Centrafrique: Des groupes armés réclament la démission du Premier ministre

Une patrouille de militaires et de policiers dans le quartier de PK5 à Bangui, en République centrafricaine.

Selon un communiqué publié le 20 mars par l'AFP, onze des quatorze groupes armés signataires de l'accord de paix centrafricain ont exigé le départ de Firmin Ngrebada et souhaitent « discuter directement avec le président de la République ».
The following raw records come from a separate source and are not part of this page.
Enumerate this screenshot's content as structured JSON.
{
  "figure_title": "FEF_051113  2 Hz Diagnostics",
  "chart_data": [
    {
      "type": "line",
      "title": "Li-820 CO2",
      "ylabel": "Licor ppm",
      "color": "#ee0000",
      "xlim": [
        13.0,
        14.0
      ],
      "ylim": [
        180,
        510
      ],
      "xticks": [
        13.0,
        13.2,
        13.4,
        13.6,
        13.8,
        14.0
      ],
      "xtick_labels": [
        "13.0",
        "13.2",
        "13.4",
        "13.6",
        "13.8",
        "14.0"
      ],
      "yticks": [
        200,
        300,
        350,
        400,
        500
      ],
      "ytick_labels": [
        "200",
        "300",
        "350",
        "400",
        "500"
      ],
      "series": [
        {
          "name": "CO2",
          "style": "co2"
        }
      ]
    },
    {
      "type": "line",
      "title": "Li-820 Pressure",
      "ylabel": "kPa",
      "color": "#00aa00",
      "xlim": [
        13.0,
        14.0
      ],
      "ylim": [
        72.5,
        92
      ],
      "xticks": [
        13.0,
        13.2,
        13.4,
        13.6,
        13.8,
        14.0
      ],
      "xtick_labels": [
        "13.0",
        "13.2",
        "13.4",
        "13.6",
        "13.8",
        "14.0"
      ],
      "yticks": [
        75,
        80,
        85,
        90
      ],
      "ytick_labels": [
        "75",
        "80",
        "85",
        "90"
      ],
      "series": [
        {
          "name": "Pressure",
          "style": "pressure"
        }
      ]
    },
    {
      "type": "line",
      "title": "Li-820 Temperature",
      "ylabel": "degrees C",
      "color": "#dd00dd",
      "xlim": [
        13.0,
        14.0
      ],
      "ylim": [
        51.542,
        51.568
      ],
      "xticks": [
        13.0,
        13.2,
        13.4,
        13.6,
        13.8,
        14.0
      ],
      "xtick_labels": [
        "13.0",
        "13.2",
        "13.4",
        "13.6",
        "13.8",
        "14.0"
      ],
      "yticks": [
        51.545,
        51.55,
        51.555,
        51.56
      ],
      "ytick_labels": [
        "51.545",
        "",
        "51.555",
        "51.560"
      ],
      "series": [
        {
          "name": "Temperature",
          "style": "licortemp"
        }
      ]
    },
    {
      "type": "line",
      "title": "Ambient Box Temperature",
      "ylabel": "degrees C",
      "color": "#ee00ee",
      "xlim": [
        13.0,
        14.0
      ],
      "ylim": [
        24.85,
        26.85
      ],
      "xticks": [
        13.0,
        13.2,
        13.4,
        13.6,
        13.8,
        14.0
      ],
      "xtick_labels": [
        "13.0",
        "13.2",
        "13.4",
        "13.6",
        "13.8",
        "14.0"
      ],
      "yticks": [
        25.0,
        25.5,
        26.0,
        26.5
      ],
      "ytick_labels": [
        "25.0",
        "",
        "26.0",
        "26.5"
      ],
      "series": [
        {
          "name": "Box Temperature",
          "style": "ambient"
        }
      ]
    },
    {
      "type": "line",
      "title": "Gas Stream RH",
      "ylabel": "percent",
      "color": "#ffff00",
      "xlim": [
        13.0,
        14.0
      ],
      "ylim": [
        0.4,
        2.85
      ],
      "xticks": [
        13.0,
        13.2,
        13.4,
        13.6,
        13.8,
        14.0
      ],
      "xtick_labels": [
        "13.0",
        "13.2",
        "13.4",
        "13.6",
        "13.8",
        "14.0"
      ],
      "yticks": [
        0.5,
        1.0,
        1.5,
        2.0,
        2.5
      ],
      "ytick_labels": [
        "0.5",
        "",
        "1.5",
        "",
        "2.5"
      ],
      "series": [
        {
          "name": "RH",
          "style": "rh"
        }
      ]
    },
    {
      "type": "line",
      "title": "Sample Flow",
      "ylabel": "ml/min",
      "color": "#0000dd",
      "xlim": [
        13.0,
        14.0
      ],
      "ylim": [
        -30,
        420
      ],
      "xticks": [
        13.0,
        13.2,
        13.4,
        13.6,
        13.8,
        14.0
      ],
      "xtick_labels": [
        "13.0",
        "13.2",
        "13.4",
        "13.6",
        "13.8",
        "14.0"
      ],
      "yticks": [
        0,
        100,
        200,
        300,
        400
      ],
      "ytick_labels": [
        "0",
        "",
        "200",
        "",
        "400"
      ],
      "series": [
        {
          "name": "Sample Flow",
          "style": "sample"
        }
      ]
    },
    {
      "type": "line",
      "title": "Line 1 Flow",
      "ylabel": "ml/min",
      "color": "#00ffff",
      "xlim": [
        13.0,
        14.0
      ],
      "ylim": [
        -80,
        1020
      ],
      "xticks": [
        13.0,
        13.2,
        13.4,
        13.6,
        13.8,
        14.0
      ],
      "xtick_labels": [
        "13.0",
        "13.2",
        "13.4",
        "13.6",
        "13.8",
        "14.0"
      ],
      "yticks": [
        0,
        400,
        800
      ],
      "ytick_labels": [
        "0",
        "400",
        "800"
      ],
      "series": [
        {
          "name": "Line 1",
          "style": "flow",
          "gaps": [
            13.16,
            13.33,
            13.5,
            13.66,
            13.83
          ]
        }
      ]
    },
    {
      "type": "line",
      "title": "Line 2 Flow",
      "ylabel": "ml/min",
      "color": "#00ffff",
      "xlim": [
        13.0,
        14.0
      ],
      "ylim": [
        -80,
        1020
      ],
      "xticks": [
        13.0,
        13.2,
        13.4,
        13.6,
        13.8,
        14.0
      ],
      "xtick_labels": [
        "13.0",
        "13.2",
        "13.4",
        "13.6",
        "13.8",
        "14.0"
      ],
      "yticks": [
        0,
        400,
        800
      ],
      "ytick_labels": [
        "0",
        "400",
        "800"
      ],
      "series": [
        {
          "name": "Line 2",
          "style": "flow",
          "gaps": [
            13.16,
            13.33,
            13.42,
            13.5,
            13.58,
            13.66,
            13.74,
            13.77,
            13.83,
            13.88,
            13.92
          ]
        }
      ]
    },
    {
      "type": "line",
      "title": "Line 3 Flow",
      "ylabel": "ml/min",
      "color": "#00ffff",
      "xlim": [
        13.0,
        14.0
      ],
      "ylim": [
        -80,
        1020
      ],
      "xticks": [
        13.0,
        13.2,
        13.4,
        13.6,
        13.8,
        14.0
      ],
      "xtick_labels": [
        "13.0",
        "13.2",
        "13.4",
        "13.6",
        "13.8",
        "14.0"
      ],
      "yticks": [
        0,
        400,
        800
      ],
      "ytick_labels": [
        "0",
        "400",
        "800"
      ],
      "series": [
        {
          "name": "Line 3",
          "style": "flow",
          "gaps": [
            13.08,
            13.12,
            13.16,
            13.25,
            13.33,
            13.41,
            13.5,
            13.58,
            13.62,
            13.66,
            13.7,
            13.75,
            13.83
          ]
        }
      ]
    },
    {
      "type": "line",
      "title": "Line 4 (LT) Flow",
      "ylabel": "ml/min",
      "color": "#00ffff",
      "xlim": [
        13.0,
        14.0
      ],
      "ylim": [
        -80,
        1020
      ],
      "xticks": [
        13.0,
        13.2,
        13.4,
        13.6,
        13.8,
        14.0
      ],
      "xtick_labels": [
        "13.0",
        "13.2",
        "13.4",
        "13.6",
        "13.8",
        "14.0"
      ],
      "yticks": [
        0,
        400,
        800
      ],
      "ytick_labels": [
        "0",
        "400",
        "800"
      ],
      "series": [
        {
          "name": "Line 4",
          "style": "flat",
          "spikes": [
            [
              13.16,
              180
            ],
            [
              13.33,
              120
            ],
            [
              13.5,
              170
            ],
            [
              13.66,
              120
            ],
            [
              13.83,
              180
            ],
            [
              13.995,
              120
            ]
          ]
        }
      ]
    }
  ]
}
« Firmin Ngrebada n'est plus crédible, il ne fait donc plus office d'interlocuteur pour la suite du processus et doit être remplacé aux fonctions de Premier ministre », précise le communiqué signé par des groupes armés présents à Addis-Abeba où se tient une réunion de suivi de l'accord de paix sous l'égide de l'Union africaine (UA).

Les groupes armés exigent la formation d'un gouvernement d'union nationale et souhaitent désormais discuter directement avec le président de la République. Parmi les onze groupes armés à l'origine de ce communiqué, on retrouve deux des trois principaux mouvements issus de l'ex-Séléka, la coalition à dominante musulmane qui a renversé François Bozizé en 2013 ; l'Unité pour la paix en Centrafrique et le Mouvement patriotique pour la Centrafrique.

Le troisième groupe issu de l'ex-Séléka, le Front populaire pour la renaissance de la Centrafrique, dirigé par Noureddine Adam, n'a de son côté pas signé la déclaration, de même que deux groupes antibalaka, qui prétendent défendre les intérêts des chrétiens et des animistes. La réunion de suivi, qui a débuté lundi à Addis-Abeba, a été convoquée par l'UA, le 6 mars, après l'annonce du nouveau gouvernement issu de l'accord, jugé insuffisamment « inclusif » par la majorité des groupes armés présents à Khartoum.

La plupart d'entre eux ont alors appelé à un remaniement ministériel, affirmant toutefois ne pas se désolidariser du texte signé en février dernier et censé ramener la stabilité dans ce pays en guerre depuis 2013. Dans leur communiqué, les onze groupes armés « considèrent l'accord toujours valable, au détriment d'un gouvernement mort-né ». De son côté, le commissaire à la paix et à la sécurité de l'UA et principal médiateur de cette réunion, Smaïl Chergui, a indiqué avoir consulté tous les signataires de l'accord et rencontré de nouveau le Premier ministre pour échanger les points de vue sur les moyens d'accélérer sa mise en œuvre. Cet accord de paix, soutenu par tous les partenaires de Bangui et préparé depuis 2017 par l'UA, est le huitième signé depuis le début de la crise. Aucun des précédents accords n'a abouti à un retour de la stabilité, pas plus que la présence de la Minusca, déployée en 2014 qui compte onze mille Casques bleus.

La mise en place d'un gouvernement inclusif constitue le principal point d'achoppement qui risque de faire capoter l'Accord pour la paix en Centrafrique. Nommé Premier ministre fin février dernier, Firmin Ngrebada avait fini par dévoiler une équipe gouvernementale de trente-six membres qui avait ouvert la porte à plusieurs groupes rebelles signataires de l'Accord de Khartoum. Mais la publication de la liste des ministres avait déclenché une révolte qui remettait en cause l'accord arraché après de longues négociations.

Aujourd'hui, la nervosité est palpable du côté des groupes armés qui remettent en cause la crédibilité du Premier ministre et le manque d'inclusion de son gouvernement.